Coal, no longer the first choice fuel for power plants?

In 2007, the Department of Energy estimated that about 151 coal fired power plants would be built in the coming years in the US[i]. The agency’s latest forecast puts the number at 95[ii] which is an almost 37% decrease from the previous estimate.

This follows a recent trend across the nation where coal fired power plants have faced vehement opposition from environmental groups and lost favor with various state regulation agencies. With the change of administration in Washington coal seems to have lost favor as the backbone of the country’s power supply. In the economic stimulus package President Obama allocated $16.8 billion for renewable energy and energy efficiency programs[iii].

Last year only 5 new coal plants came online set to produce 1400 MW while 8300 MW of wind was added in the same period. [iv]

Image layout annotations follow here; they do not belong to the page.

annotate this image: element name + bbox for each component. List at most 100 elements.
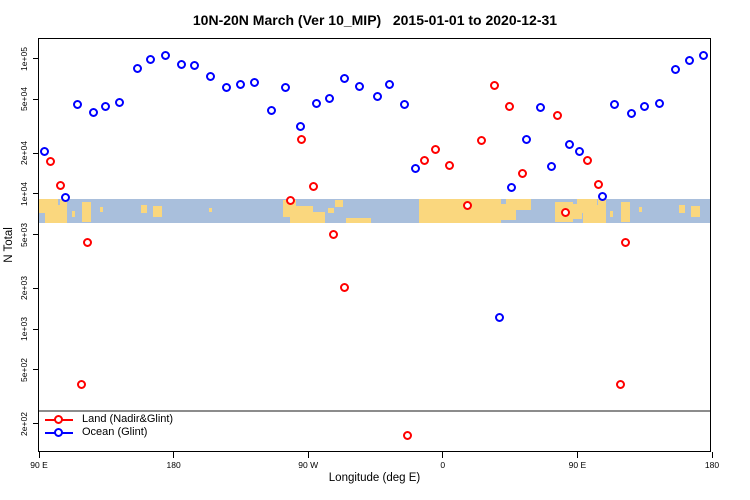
data-point-ocean — [597, 192, 607, 202]
x-tick-label: 180 — [166, 460, 181, 470]
data-point-land — [615, 380, 625, 390]
data-point-ocean — [565, 140, 575, 150]
data-point-land — [340, 283, 350, 293]
data-point-land — [517, 168, 527, 178]
data-point-ocean — [295, 121, 305, 131]
land-patch — [610, 210, 614, 217]
y-tick-label: 1e+04 — [19, 181, 29, 206]
land-patch — [638, 207, 642, 213]
x-tick-label: 90 E — [568, 460, 587, 470]
data-point-ocean — [495, 313, 505, 323]
data-point-ocean — [521, 135, 531, 145]
data-point-land — [444, 160, 454, 170]
data-point-land — [489, 81, 499, 91]
data-point-ocean — [685, 55, 695, 65]
x-tick-label: 180 — [704, 460, 720, 470]
data-point-ocean — [190, 60, 200, 70]
data-point-ocean — [410, 164, 420, 174]
data-point-ocean — [325, 93, 335, 103]
data-point-ocean — [266, 106, 276, 116]
data-point-ocean — [639, 101, 649, 111]
data-point-ocean — [312, 98, 322, 108]
data-point-ocean — [146, 55, 156, 65]
data-point-land — [463, 200, 473, 210]
data-point-ocean — [535, 103, 545, 113]
data-point-ocean — [373, 91, 383, 101]
legend-divider-line — [39, 410, 710, 413]
chart-title: 10N-20N March (Ver 10_MIP) 2015-01-01 to… — [192, 12, 558, 28]
y-tick-mark — [33, 234, 38, 236]
x-tick-mark — [711, 452, 713, 458]
ocean-series-symbol — [45, 427, 73, 438]
y-tick-label: 2e+03 — [19, 276, 29, 301]
data-point-land — [582, 156, 592, 166]
data-point-ocean — [88, 108, 98, 118]
land-patch — [691, 206, 701, 217]
y-tick-label: 2e+04 — [19, 141, 29, 166]
land-series-symbol — [45, 414, 73, 425]
y-tick-label: 5e+04 — [19, 87, 29, 112]
world-map-strip — [39, 198, 710, 223]
data-point-ocean — [610, 99, 620, 109]
data-point-ocean — [671, 65, 681, 75]
land-legend-circle-icon — [54, 414, 63, 424]
y-tick-mark — [33, 423, 38, 424]
data-point-ocean — [355, 81, 365, 91]
data-point-ocean — [507, 183, 517, 193]
data-point-ocean — [177, 59, 187, 69]
y-axis-label: N Total — [3, 227, 15, 263]
y-tick-mark — [33, 328, 38, 330]
data-point-land — [45, 156, 55, 166]
land-patch — [327, 208, 334, 214]
y-tick-mark — [33, 152, 38, 154]
land-patch — [598, 198, 606, 207]
data-point-ocean — [236, 80, 246, 90]
land-patch — [140, 204, 147, 214]
land-patch — [345, 218, 371, 223]
y-tick-label: 2e+02 — [19, 411, 29, 436]
data-point-land — [419, 155, 429, 165]
data-point-land — [83, 238, 93, 248]
data-point-ocean — [280, 83, 290, 93]
data-point-ocean — [655, 98, 665, 108]
data-point-land — [594, 180, 604, 190]
data-point-ocean — [400, 100, 410, 110]
data-point-ocean — [221, 82, 231, 92]
data-point-ocean — [699, 50, 709, 60]
x-tick-mark — [576, 452, 578, 458]
data-point-land — [560, 208, 570, 218]
y-tick-mark — [33, 98, 38, 100]
data-point-land — [552, 110, 562, 120]
land-patch — [290, 206, 313, 223]
data-point-ocean — [133, 63, 143, 73]
x-axis-label: Longitude (deg E) — [328, 472, 421, 484]
land-patch — [44, 204, 68, 223]
data-point-land — [56, 180, 66, 190]
land-patch — [335, 199, 343, 208]
data-point-ocean — [115, 98, 125, 108]
ocean-legend-circle-icon — [54, 427, 63, 437]
data-point-land — [620, 237, 630, 247]
x-tick-mark — [38, 452, 40, 458]
land-patch — [312, 212, 325, 223]
x-tick-label: 90 E — [30, 460, 48, 470]
data-point-ocean — [39, 147, 49, 157]
data-point-land — [402, 431, 412, 441]
land-patch — [82, 202, 92, 222]
land-patch — [418, 198, 502, 223]
x-tick-mark — [307, 452, 309, 458]
y-tick-label: 5e+03 — [19, 222, 29, 247]
legend-item-land: Land (Nadir&Glint) — [45, 413, 173, 426]
land-patch — [59, 198, 68, 207]
y-tick-label: 1e+05 — [19, 46, 29, 71]
land-patch — [100, 207, 104, 213]
x-tick-label: 90 W — [298, 460, 319, 470]
data-point-ocean — [340, 74, 350, 84]
land-patch — [505, 198, 532, 210]
data-point-ocean — [206, 71, 216, 81]
data-point-land — [297, 135, 307, 145]
data-point-ocean — [160, 50, 170, 60]
y-tick-label: 5e+02 — [19, 357, 29, 382]
x-tick-label: 0 — [440, 460, 446, 470]
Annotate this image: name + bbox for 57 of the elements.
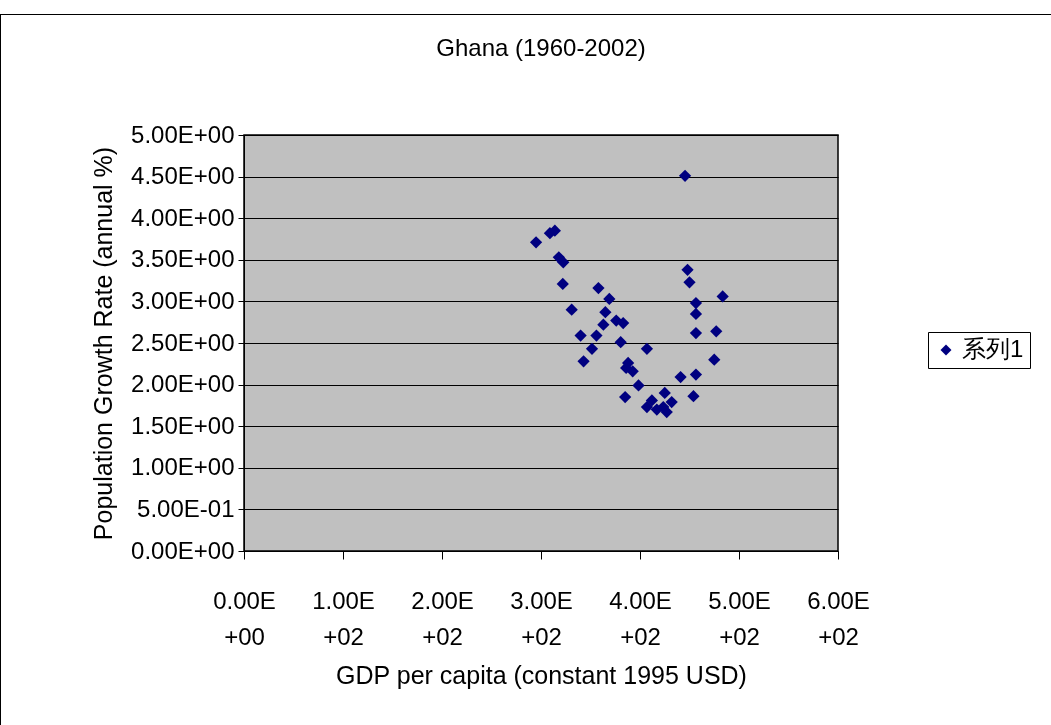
y-tick-label: 1.50E+00 [131,411,235,439]
y-tick-label: 3.50E+00 [131,245,235,273]
point [617,316,630,330]
point [632,379,645,392]
y-tick-label: 5.00E-01 [137,494,235,522]
x-tick-label: 1.00E+02 [312,586,375,650]
point [590,329,603,342]
point [687,390,700,403]
point [658,386,671,400]
point [603,292,616,306]
point [626,365,639,378]
point [592,281,605,295]
point [716,290,729,303]
x-tick-label: 6.00E+02 [807,586,870,650]
y-tick-label: 1.00E+00 [131,453,235,481]
point [557,256,570,269]
point [689,368,703,381]
x-tick-label: 3.00E+02 [510,586,573,650]
legend-label: 系列1 [962,335,1024,362]
x-tick-label: 2.00E+02 [411,586,474,650]
point [657,400,670,414]
point [674,370,687,384]
point [640,342,654,355]
point [577,355,590,368]
point [708,353,721,366]
point [565,303,578,316]
point [640,400,654,414]
point [614,336,627,349]
point [710,325,723,338]
y-tick-label: 4.00E+00 [131,203,235,231]
y-tick-label: 4.50E+00 [131,162,235,190]
point [681,263,694,276]
x-tick-label: 4.00E+02 [609,586,672,650]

Plans to build coal plants in various states have been replaced by other options. Recently two coal power plants were shelved in Iowa and Nevada. In Nevada, the utility decided to focus on geothermal, wind and solar potential in the state while in Iowa the proposed coal plant lost out to a wind farm. In Texas, TXU was forced to scrap 8 planned coal plants because of the opposition from various environmental groups[v]. Even in Montana and Wyoming which house the biggest deposits of coal in the world with reserves enough to last the US more than a century, lawsuits over climate change have delayed construction of new power plants[vi]. An unofficial tally suggests that more than 90 plants have been delayed or canceled since 2002.

If this happens to become a long term trend, this could greatly reduce the pressure on Carbon Capture and Sequestration (CCS). The technology is a policymaker’s dream because it eliminates the need for them to limit the use of coal. At present, there is no large power plant in the world that uses CCS[vii].

Carbon dioxide has been used by oil firms to increase the pressure in the reservoirs for years. Exxon Mobil runs the world’s largest carbon capture facility at La Barge, Wyoming. The US has a network of 3600 miles of pipes to carry CO2 from such facilities to oil and gas fields.[viii] Even so the technology is expensive for power plants. The IEA forecasts a $35-60 per ton of emissions reduced through CCS[ix]. This cost would be for plants employing state of the art technology so it is reasonable to assume that old plants would find it even more expensive.

So if the smaller the overall number of coal power plants is, the less expensive would be the cost emission reduction. That, in itself, is a positive sign.